I read an article that referred to plastic recycling as a myth. The plan was to keep all that single use plastic out of the landfills. And the streets. And the oceans. And so on. A new study has found that only about five percent of the plastic used in the United States gets recycled. That's five percent of fifty-one million tons. Each year. That's two and a half million tons getting recycled. So that's the good news.
That leaves just a tad under forty-nine million tons that does not get recycled.
Which is a bit confounding, since conservative estimates puts our household at about ten million tons a year. Oakland is fiercely proud of their recycling program, and encourages us all to sort and manage our waste streams, which sometimes can be about as foul as it sounds. Each week I roll a very large bin of assorted material to the curb for what we expect will be a chance for reuse. Carboard, aluminum, plastics of all sorts. All neatly stuffed into a container made of, ironically, plastic. Which makes me think about the George Carlin bit about trying to throw away an old trash can. Where do you put it? When you're done with your old recycling bin, what do you do with it?
Well, if you're a Caven, you might consider using it for holding all manner of gardening implements. Or using it to cover plants in the rare instance of frost in our Oakland climate. But mostly we try to keep it out of the landfill.
Now, what about everybody and everything else? Plastic soda bottles, one of the most ubiquitous plastic products with the highest recycling rate, are only returned and reused at just over twenty percent. Plastic jugs fared even worse with just ten percent recycling rates. Lisa Ramdsden, senior plastics campaigner for Greenpeace USA says, “The data is clear: practically speaking, most plastic is just not recyclable.
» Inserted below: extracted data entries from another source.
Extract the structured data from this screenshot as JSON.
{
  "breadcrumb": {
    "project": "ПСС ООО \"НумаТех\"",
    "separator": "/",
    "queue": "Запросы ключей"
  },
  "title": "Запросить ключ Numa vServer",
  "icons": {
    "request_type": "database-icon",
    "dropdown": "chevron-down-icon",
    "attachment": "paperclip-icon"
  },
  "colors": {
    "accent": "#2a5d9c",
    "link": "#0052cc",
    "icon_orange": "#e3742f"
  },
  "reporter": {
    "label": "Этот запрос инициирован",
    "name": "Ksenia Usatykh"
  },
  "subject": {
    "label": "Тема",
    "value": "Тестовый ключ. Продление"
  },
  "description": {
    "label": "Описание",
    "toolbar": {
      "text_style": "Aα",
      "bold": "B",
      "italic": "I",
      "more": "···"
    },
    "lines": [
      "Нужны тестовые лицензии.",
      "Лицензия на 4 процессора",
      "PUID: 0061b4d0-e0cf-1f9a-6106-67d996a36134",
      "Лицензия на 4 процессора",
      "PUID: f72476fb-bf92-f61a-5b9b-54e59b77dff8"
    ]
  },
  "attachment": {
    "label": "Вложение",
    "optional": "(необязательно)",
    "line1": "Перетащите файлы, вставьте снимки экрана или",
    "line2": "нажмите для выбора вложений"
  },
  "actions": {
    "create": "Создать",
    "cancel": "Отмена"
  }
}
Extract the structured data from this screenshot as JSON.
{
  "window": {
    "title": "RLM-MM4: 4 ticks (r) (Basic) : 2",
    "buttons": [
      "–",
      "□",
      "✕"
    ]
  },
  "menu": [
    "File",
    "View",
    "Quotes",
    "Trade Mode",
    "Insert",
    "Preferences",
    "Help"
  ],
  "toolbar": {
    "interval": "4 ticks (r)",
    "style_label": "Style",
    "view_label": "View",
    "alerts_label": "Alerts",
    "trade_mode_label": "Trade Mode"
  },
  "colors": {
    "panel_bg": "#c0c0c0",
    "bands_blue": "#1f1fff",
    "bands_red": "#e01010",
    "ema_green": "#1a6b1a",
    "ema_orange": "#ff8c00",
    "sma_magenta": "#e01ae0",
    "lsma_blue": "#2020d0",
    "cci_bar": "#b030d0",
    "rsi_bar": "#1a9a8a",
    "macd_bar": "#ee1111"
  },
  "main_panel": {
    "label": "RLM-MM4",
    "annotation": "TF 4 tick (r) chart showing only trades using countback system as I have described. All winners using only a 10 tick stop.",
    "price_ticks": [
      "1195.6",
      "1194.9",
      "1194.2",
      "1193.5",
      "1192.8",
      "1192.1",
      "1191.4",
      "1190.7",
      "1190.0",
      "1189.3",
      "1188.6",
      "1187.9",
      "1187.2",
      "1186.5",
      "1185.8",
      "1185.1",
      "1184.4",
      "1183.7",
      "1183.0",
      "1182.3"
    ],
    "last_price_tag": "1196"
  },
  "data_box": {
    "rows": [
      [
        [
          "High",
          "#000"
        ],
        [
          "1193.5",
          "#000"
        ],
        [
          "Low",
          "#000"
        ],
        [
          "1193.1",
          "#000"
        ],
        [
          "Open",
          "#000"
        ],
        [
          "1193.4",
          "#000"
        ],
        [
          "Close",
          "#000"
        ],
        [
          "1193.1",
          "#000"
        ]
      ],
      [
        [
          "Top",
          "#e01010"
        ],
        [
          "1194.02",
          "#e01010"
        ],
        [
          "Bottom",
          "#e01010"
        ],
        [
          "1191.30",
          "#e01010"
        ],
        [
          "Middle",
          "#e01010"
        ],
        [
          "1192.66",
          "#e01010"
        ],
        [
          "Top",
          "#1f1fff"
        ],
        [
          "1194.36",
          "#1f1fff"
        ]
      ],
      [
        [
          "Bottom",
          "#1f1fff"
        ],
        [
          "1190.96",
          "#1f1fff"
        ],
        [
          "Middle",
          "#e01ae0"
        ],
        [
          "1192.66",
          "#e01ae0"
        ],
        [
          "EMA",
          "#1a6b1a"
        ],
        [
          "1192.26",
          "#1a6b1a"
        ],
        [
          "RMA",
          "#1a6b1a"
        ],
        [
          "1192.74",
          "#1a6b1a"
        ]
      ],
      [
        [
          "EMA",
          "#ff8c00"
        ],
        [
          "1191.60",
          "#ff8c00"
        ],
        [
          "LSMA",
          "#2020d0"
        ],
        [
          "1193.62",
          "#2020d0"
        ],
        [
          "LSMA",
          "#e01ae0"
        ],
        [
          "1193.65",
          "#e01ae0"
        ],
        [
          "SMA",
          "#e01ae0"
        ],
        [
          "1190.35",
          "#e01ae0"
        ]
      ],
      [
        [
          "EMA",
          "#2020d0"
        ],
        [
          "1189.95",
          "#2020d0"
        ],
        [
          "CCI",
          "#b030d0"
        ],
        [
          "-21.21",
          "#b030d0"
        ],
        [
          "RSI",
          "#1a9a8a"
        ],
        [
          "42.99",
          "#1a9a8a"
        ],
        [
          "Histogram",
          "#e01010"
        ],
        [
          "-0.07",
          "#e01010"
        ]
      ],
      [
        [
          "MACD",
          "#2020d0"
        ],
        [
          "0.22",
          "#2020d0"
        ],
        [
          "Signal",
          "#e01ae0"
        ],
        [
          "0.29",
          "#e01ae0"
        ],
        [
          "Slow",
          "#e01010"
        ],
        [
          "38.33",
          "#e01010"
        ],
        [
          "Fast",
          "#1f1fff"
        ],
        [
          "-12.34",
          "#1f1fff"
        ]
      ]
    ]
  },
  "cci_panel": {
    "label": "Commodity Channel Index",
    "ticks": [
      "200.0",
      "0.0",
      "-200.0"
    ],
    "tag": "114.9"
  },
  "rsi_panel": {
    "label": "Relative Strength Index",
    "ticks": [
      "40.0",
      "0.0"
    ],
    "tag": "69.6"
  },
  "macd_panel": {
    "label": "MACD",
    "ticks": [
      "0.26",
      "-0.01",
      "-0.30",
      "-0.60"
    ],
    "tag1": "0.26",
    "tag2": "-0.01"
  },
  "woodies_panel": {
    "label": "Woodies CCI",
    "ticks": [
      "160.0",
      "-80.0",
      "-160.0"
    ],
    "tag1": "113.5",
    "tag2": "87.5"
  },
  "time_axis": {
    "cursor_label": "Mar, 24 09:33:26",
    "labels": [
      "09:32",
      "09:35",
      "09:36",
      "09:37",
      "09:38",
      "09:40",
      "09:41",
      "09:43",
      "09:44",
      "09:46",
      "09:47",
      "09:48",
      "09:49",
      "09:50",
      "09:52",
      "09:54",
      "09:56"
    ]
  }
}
Single-use plastics are like trillions of pieces of confetti spewed from retail and fast food stores to over three hundred thirty million U.S. residents across more than three million square miles each year.”
And there I am, at the kitchen sink, holding up a cottage cheese container, squinting to see if that's a one or a seven pressed into the bottom. Even when you can make out those tiny numbers and they turn out to be the correct one, plastic recycling is inordinately expensive and unlike other products, itcan only be reused once or twice. Some types of plastic are too toxic to be recycled at all. The U.S. remains the biggest producer of plastic waste in the world, generating more than four hundred eighty seven pounds per person each year.
I'm going to keep separating and sorting my recycling. I'm not going to give up. I'm just going to feel a little more embarrassed about doing so.
I'm still conscientious about putting plastic into the recycling bin, even though it seems to be mostly pointless, and shifting my focus to avoiding plastic packaging whenever I can. Juice and vitamins are pretty easy to purchase in glass bottles. Prescriptions, not so much.